Quale altra parola del linguaggio umano fu così maltrattata, macchiata e deturpata? Tutto il sangue innocente che venne versato nel suo nome, le ha tolto il suo splendore. Tutte le ingiustizie che fu costretta a coprire hanno offuscato la sua chiarezza. Qualche volte sentire nominare l’Altissimo col nome di “Dio” mi sembra un’imprecazione» (Martin Buber).
Perciò verrebbe voglia di tacere, come ebbe a dire un giorno il profeta Amos: “Zitto! Non è il momento di menzionare il nome del Signore!” (6,10). Non è il momento di menzionarlo, se questo nome può essere confuso con uno dei tanti idoli che hanno invaso l’anima dell’uomo. Non menzionare per un tempo il nome di Dio potrebbe essere il solo modo per preservarlo dalla confusione con l’idolo, cioè con quella realtà che può assumere mille forme diverse e che, pur essendo chiamata Dio, è il suo esatto contrario.

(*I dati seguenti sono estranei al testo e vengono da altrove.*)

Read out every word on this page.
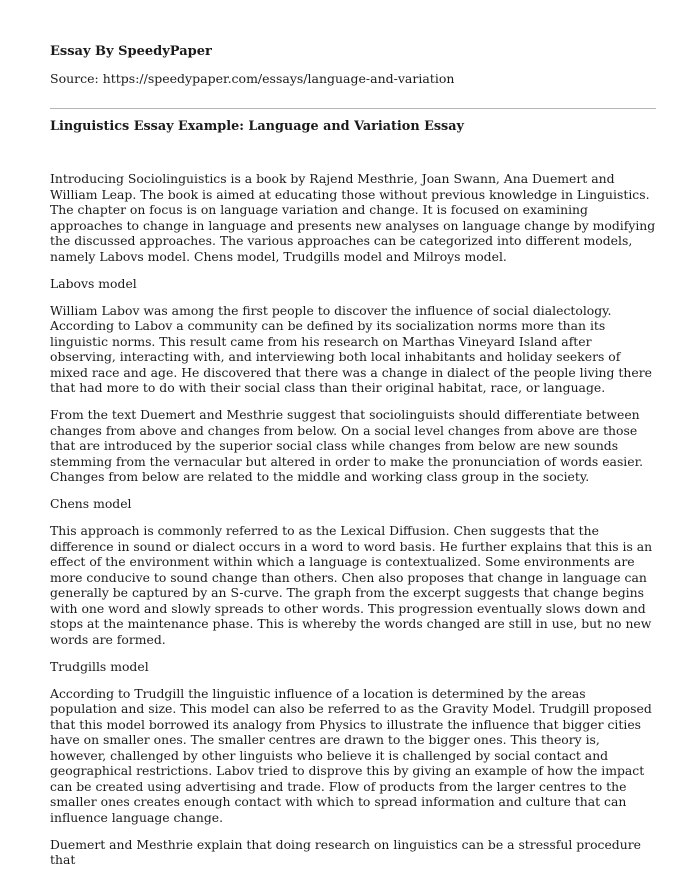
Essay By SpeedyPaper

Source: https://speedypaper.com/essays/language-and-variation

Linguistics Essay Example: Language and Variation Essay

Introducing Sociolinguistics is a book by Rajend Mesthrie, Joan Swann, Ana Duemert and William Leap. The book is aimed at educating those without previous knowledge in Linguistics. The chapter on focus is on language variation and change. It is focused on examining approaches to change in language and presents new analyses on language change by modifying the discussed approaches. The various approaches can be categorized into different models, namely Labovs model. Chens model, Trudgills model and Milroys model.

Labovs model

William Labov was among the first people to discover the influence of social dialectology. According to Labov a community can be defined by its socialization norms more than its linguistic norms. This result came from his research on Marthas Vineyard Island after observing, interacting with, and interviewing both local inhabitants and holiday seekers of mixed race and age. He discovered that there was a change in dialect of the people living there that had more to do with their social class than their original habitat, race, or language.

From the text Duemert and Mesthrie suggest that sociolinguists should differentiate between changes from above and changes from below. On a social level changes from above are those that are introduced by the superior social class while changes from below are new sounds stemming from the vernacular but altered in order to make the pronunciation of words easier. Changes from below are related to the middle and working class group in the society.

Chens model

This approach is commonly referred to as the Lexical Diffusion. Chen suggests that the difference in sound or dialect occurs in a word to word basis. He further explains that this is an effect of the environment within which a language is contextualized. Some environments are more conducive to sound change than others. Chen also proposes that change in language can generally be captured by an S-curve. The graph from the excerpt suggests that change begins with one word and slowly spreads to other words. This progression eventually slows down and stops at the maintenance phase. This is whereby the words changed are still in use, but no new words are formed.

Trudgills model

According to Trudgill the linguistic influence of a location is determined by the areas population and size. This model can also be referred to as the Gravity Model. Trudgill proposed that this model borrowed its analogy from Physics to illustrate the influence that bigger cities have on smaller ones. The smaller centres are drawn to the bigger ones. This theory is, however, challenged by other linguists who believe it is challenged by social contact and geographical restrictions. Labov tried to disprove this by giving an example of how the impact can be created using advertising and trade. Flow of products from the larger centres to the smaller ones creates enough contact with which to spread information and culture that can influence language change.

Duemert and Mesthrie explain that doing research on linguistics can be a stressful procedure that
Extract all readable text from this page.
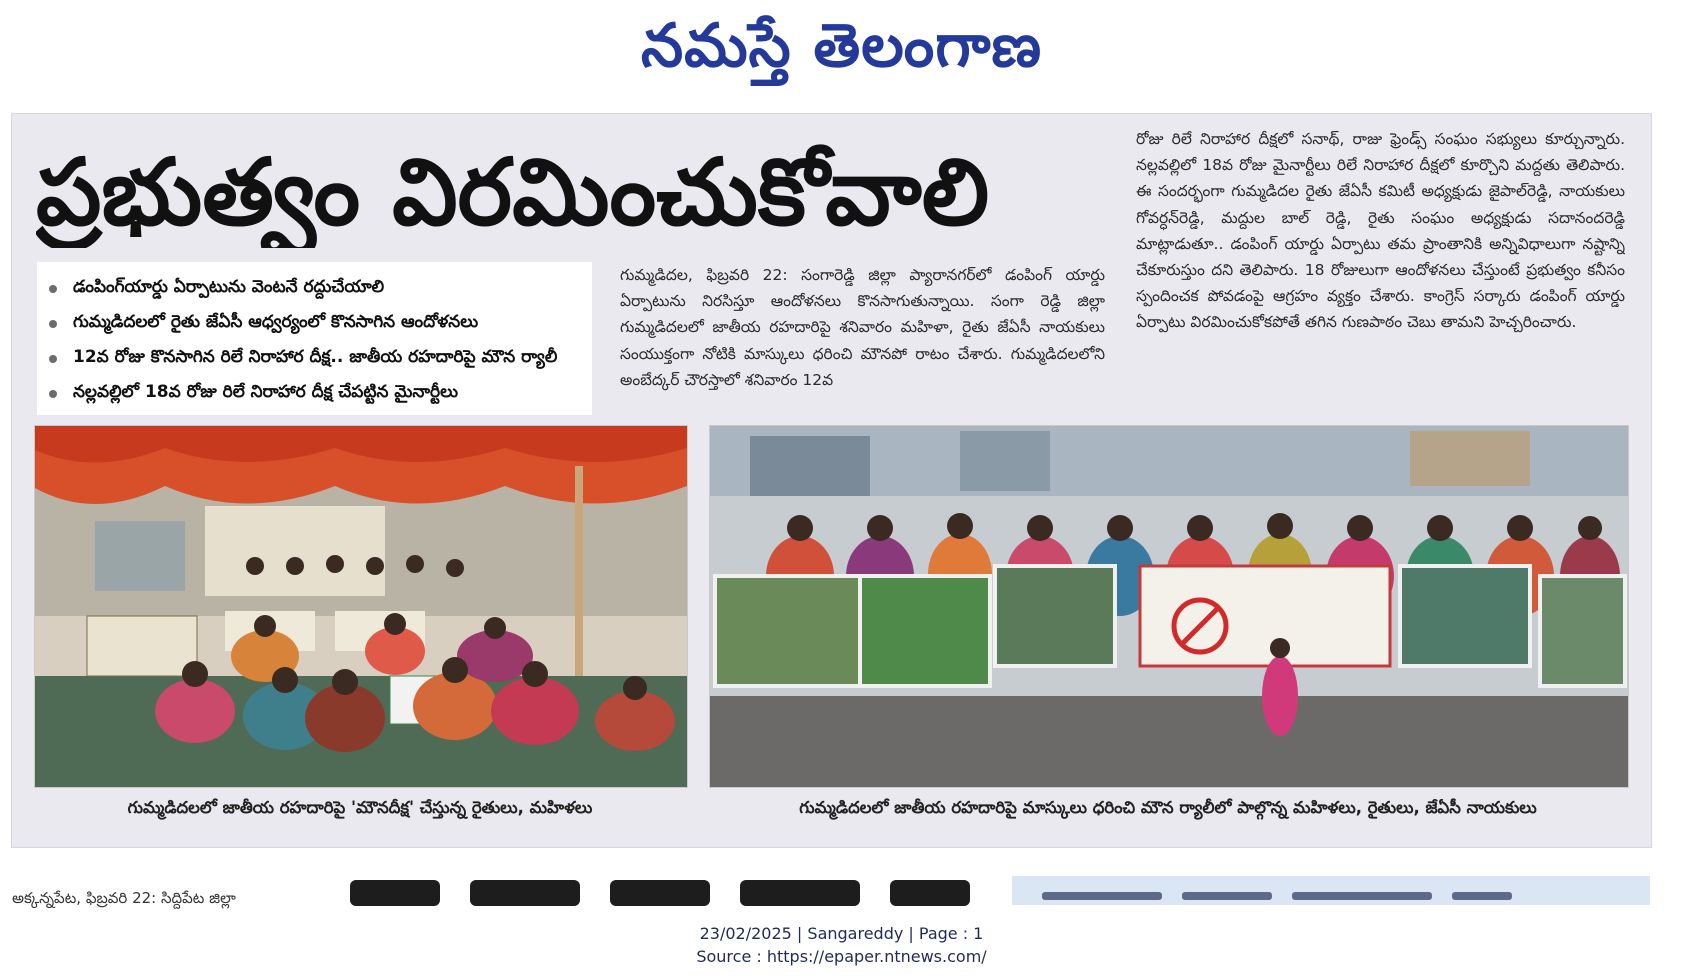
నమస్తే తెలంగాణ
ప్రభుత్వం విరమించుకోవాలి
డంపింగ్‌యార్డు ఏర్పాటును వెంటనే రద్దుచేయాలి
గుమ్మడిదలలో రైతు జేఏసీ ఆధ్వర్యంలో కొనసాగిన ఆందోళనలు
12వ రోజు కొనసాగిన రిలే నిరాహార దీక్ష.. జాతీయ రహదారిపై మౌన ర్యాలీ
నల్లవల్లిలో 18వ రోజు రిలే నిరాహార దీక్ష చేపట్టిన మైనార్టీలు
గుమ్మడిదల, ఫిబ్రవరి 22: సంగారెడ్డి జిల్లా ప్యారానగర్‌లో డంపింగ్ యార్డు ఏర్పాటును నిరసిస్తూ ఆందోళనలు కొనసాగుతున్నాయి. సంగా రెడ్డి జిల్లా గుమ్మడిదలలో జాతీయ రహదారిపై శనివారం మహిళా, రైతు జేఏసీ నాయకులు సంయుక్తంగా నోటికి మాస్కులు ధరించి మౌనపో రాటం చేశారు. గుమ్మడిదలలోని అంబేద్కర్ చౌరస్తాలో శనివారం 12వ
రోజు రిలే నిరాహార దీక్షలో సనాథ్, రాజు ఫ్రెండ్స్ సంఘం సభ్యులు కూర్చున్నారు. నల్లవల్లిలో 18వ రోజు మైనార్టీలు రిలే నిరాహార దీక్షలో కూర్చొని మద్దతు తెలిపారు. ఈ సందర్భంగా గుమ్మడిదల రైతు జేఏసీ కమిటీ అధ్యక్షుడు జైపాల్‌రెడ్డి, నాయకులు గోవర్ధన్‌రెడ్డి, మద్దుల బాల్ రెడ్డి, రైతు సంఘం అధ్యక్షుడు సదానందరెడ్డి మాట్లాడుతూ.. డంపింగ్ యార్డు ఏర్పాటు తమ ప్రాంతానికి అన్నివిధాలుగా నష్టాన్ని చేకూరుస్తుం దని తెలిపారు. 18 రోజులుగా ఆందోళనలు చేస్తుంటే ప్రభుత్వం కనీసం స్పందించక పోవడంపై ఆగ్రహం వ్యక్తం చేశారు. కాంగ్రెస్ సర్కారు డంపింగ్ యార్డు ఏర్పాటు విరమించుకోకపోతే తగిన గుణపాఠం చెబు తామని హెచ్చరించారు.
గుమ్మడిదలలో జాతీయ రహదారిపై 'మౌనదీక్ష' చేస్తున్న రైతులు, మహిళలు	గుమ్మడిదలలో జాతీయ రహదారిపై మాస్కులు ధరించి మౌన ర్యాలీలో పాల్గొన్న మహిళలు, రైతులు, జేఏసీ నాయకులు
అక్కన్నపేట, ఫిబ్రవరి 22: సిద్దిపేట జిల్లా
23/02/2025 | Sangareddy | Page : 1
Source : https://epaper.ntnews.com/
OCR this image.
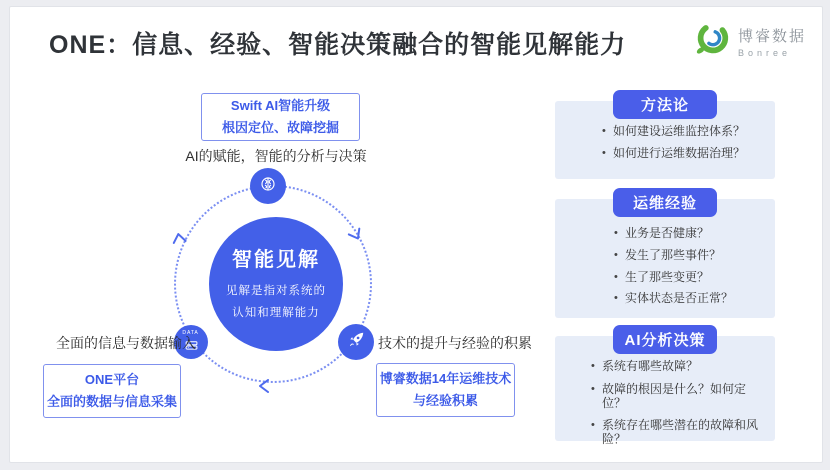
ONE：信息、经验、智能决策融合的智能见解能力	博睿数据
Bonree
Swift AI智能升级
根因定位、故障挖掘
AI的赋能，智能的分析与决策
智能见解
见解是指对系统的
认知和理解能力
DATA
全面的信息与数据输入	技术的提升与经验的积累
ONE平台
全面的数据与信息采集
博睿数据14年运维技术
与经验积累
方法论
• 如何建设运维监控体系？
• 如何进行运维数据治理？
运维经验
• 业务是否健康？
• 发生了那些事件？
• 生了那些变更？
• 实体状态是否正常？
AI分析决策
• 系统有哪些故障？
• 故障的根因是什么？如何定位？
• 系统存在哪些潜在的故障和风险？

Tornano alla mente le parole di don Lorenzo Milani:
Quando ci si affanna a cercare apposta l’occasione di infilare la fede nei discorsi, si mostra di averne poca, di pensare che la fede sia qualcosa di artificiale aggiunto alla vita e non invece un modo di vivere e di pensare”.
Ricordiamolo ai quei politici che, con disinvoltura, citano la Bibbia e giurano sul Vangelo. Ricordiamolo noi quando pensiamo che costoro ci stanno difendendo.